Western civilisation, especially in America, is to a large extent defined and shackled by its OVERREACTION to Nazism and the Holocaust, some...

Thursday 3 December 2015

Anti-Fascists & Fascists = Goodies & Baddies

Is Donald Trump a Fascist?

By Ross Douthat, Dec. 2 2015 (LINK to article)


Let's face it, calling someone a "fascist" is just a way of dismissing and condemning them as a "baddy", by associating them with all the evils and horrors of Nazism. Those doing the accusing are usually primarily concerned with asserting their own moral superiority as a "goody".

I'm not an expert on fascism, but it seems to me that it can't have been all bad, as it is now portrayed, anymore than communism was. Both movements had 10s of millions of supporters, many of them very passionate in the belief that they were fighting for a good cause.

In the aftermath of WW2, fascism was equated with Nazism and dismissed as evil, while many in academia continued to view communism with sympathy. Clearly, with Stalin, things had gone badly wrong, but the ideas behind communism and socialism were not all bad. Far from it. But no such sympathy is ever shown towards fascism, not least, because there is a strictly enforced taboo against doing so. Anyone who does is immediately accused of being a fascist sympathiser themselves.

I think this was - and continues to be - a huge mistake. We (especially academics from whom others take their lead) massively overreacted to the horrors of Nazism, and as the Editorial Board wrote in a recent editorial, The Price of Fear, "In the reaction and overreaction to terrorism comes the risk that society will lose its way".

This, I believe, is what has happened in respect to fascism, which I elaborate on in this BLOG on The West's Overreaction to Nazism.

P.S. There is a very good biography, it seemed to my lay eye, of the British fascist leader, Oswald Mosley, which is long out of print and whose author, Robert Skidelsky, and publisher seem to have no interest in seeing back in print, presumably because it portrays Mosley in too objective and sympathetic a light. Certainly, he was no British Hitler.

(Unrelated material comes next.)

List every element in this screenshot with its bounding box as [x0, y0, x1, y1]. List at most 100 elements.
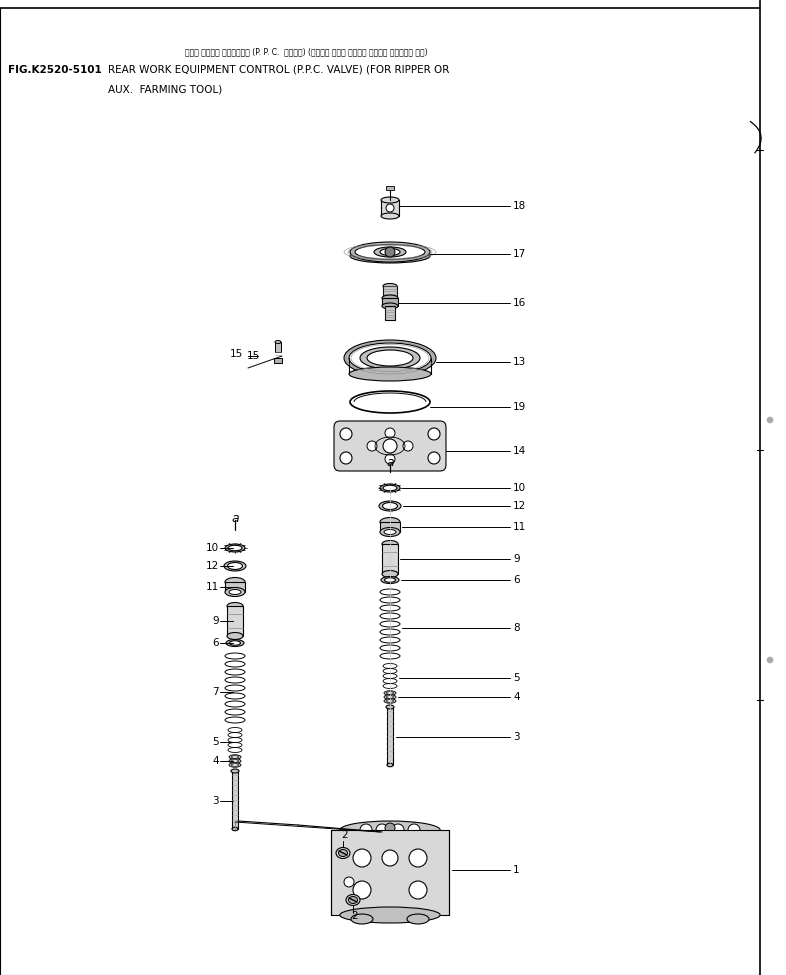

According to this biography, the violence which often accompanied his rallies was usually initiated by the Left, which doesn't fit the established narrative of it always being the fascists who were responsible for the violence.

Dominated as it is by the Left, academia  only seems interested in demonising fascism, by equating it with the obvious evils of Nazism, rather than in understanding it in its historical context, as they do with communism and socialism.